I used a homemade jam that I was given over the holidays as a gift, but you can use any jam that you like.
I even made a few with peach jam.
You don’t need to leave much room between each cookie on your baking sheet since they spread very little while baking.
3 cups all purpose flour
1 1/2 teaspoons baking powder
1/4 teaspoon salt
1 cup butter, melted and cooled to room temperature
1 cup granulated sugar
1 egg at room temperature
1 tbsp milk (I used almond milk)
1 1/2 teaspoons vanilla extract
1/2 cup finely chopped nuts (I used almonds and ground them into small pieces using a food processor)
1/2 cup jam of your choice (I used raspberry and peach)
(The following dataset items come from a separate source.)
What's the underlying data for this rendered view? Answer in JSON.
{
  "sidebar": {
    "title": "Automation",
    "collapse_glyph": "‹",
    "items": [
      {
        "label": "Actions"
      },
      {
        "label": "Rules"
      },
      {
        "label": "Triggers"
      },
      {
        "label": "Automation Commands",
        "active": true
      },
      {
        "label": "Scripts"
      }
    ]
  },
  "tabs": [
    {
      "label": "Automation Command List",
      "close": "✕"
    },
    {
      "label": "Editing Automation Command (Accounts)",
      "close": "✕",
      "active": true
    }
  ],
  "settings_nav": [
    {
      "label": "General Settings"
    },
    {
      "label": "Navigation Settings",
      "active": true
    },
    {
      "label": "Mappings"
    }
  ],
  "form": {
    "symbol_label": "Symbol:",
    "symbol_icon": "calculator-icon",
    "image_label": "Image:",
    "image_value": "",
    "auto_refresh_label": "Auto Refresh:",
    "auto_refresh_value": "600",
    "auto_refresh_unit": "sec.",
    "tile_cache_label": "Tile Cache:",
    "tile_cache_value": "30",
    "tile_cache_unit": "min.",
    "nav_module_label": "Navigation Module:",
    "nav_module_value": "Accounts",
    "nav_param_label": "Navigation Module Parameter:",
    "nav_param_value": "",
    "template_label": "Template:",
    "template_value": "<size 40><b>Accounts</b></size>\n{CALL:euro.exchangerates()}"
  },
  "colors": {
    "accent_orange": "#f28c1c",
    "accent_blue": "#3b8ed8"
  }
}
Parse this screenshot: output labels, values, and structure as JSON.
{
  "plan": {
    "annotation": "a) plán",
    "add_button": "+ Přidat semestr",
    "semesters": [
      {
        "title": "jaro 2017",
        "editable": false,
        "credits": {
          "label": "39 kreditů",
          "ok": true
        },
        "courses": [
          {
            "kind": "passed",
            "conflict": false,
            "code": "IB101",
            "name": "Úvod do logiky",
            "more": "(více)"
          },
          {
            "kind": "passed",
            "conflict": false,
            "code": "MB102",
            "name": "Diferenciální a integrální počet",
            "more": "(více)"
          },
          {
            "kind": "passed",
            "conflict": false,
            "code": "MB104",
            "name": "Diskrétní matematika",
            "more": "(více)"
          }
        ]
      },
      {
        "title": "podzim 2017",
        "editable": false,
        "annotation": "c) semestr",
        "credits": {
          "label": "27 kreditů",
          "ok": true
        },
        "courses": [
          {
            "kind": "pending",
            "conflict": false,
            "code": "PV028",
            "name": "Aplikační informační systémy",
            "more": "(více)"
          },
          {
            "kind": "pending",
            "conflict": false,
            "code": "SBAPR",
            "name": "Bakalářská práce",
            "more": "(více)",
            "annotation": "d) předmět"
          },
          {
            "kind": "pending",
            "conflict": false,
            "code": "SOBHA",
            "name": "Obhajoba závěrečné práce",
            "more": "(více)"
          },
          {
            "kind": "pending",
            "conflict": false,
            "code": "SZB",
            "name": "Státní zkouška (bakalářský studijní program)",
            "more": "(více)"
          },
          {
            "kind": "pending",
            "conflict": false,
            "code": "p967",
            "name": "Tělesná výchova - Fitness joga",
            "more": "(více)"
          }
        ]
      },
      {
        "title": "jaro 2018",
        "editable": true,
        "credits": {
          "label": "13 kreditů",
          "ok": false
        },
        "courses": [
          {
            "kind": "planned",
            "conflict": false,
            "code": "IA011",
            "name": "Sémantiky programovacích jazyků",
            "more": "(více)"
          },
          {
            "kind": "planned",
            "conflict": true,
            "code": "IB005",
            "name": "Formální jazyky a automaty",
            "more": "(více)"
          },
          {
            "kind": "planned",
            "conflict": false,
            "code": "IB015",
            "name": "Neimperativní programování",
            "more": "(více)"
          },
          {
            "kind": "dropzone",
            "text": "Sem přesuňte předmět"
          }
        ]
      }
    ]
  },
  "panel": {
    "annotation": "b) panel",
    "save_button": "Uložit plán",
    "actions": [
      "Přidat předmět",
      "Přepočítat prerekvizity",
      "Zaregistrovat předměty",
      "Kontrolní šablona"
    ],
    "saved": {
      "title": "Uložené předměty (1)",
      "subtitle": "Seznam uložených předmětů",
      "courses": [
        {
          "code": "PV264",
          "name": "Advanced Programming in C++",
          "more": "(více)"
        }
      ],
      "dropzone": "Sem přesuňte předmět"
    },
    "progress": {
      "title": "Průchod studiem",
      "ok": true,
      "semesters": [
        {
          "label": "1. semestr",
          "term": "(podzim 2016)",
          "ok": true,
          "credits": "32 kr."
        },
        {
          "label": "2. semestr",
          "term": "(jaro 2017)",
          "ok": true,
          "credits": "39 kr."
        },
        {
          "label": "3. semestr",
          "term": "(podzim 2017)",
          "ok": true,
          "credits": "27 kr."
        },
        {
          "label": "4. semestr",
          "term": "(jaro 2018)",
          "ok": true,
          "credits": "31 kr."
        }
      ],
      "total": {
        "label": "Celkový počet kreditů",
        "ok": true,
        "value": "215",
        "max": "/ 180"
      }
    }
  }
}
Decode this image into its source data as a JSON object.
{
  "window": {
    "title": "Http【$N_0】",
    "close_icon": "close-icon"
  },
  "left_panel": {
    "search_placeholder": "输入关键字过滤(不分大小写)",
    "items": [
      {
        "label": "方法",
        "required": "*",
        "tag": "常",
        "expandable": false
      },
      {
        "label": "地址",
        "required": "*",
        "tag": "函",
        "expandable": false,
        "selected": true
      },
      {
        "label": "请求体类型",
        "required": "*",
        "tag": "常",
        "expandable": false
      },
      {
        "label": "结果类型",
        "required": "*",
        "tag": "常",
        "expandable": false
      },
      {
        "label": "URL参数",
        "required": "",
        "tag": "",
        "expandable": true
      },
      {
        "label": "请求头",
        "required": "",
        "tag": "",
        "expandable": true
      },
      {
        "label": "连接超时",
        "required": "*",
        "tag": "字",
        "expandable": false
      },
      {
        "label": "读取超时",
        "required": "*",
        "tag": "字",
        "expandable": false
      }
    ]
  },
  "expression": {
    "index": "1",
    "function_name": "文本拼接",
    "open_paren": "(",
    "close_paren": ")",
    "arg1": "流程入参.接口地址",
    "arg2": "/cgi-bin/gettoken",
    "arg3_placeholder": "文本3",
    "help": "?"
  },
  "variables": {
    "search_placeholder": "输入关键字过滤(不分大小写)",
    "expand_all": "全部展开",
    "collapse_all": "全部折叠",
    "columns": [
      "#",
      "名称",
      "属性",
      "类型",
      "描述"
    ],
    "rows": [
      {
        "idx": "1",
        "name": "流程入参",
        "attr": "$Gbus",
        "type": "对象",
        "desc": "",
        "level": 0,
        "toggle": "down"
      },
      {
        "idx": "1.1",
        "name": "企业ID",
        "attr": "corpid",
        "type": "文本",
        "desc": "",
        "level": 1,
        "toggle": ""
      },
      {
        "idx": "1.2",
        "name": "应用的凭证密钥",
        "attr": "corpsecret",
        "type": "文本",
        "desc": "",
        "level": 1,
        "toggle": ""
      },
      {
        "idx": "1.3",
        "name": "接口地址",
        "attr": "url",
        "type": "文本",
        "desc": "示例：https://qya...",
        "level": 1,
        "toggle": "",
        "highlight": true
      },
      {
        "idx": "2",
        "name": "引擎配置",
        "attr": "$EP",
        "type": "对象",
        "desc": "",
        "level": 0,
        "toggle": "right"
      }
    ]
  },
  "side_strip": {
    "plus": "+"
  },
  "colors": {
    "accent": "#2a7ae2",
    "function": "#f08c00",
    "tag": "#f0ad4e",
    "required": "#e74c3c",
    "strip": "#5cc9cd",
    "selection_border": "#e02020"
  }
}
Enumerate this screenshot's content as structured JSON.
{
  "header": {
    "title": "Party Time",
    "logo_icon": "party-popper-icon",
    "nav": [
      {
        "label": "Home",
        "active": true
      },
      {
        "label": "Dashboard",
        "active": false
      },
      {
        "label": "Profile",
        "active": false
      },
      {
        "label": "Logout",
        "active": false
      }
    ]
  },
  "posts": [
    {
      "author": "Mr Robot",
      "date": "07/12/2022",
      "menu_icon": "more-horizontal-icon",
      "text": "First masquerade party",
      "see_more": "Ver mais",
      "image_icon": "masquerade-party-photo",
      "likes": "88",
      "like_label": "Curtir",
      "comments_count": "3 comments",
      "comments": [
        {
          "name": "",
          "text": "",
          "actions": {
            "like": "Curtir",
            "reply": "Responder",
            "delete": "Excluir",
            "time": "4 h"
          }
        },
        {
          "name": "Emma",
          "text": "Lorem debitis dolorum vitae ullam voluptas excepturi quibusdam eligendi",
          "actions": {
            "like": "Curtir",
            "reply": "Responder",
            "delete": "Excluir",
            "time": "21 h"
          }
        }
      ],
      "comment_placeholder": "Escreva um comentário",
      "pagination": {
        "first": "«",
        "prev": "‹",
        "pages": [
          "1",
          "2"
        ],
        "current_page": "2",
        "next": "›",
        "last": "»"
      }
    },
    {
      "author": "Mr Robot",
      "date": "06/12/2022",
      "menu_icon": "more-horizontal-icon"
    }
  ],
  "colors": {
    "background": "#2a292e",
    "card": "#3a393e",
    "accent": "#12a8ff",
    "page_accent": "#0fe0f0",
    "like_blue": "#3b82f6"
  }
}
1. Preheat oven to 350 degrees.
2. In a large bowl, whisk together flour, baking powder, and salt. In a separate bowl, whisk together butter, sugar, egg, milk, and vanilla. Add wet mixture to dry and mix to combine.
3. Roll dough into 1 inch balls and then roll each ball into chopped nuts. Place cookie balls on a parchment-lined baking sheet.
4. Using your thumb, make an indent in each ball and then use your fingers to shape the indents to your liking.
5. Add a spoonful of jam to each indent. Do not overfill.
6. Bake for 18-20 minutes or until edges of cookies turn golden brown.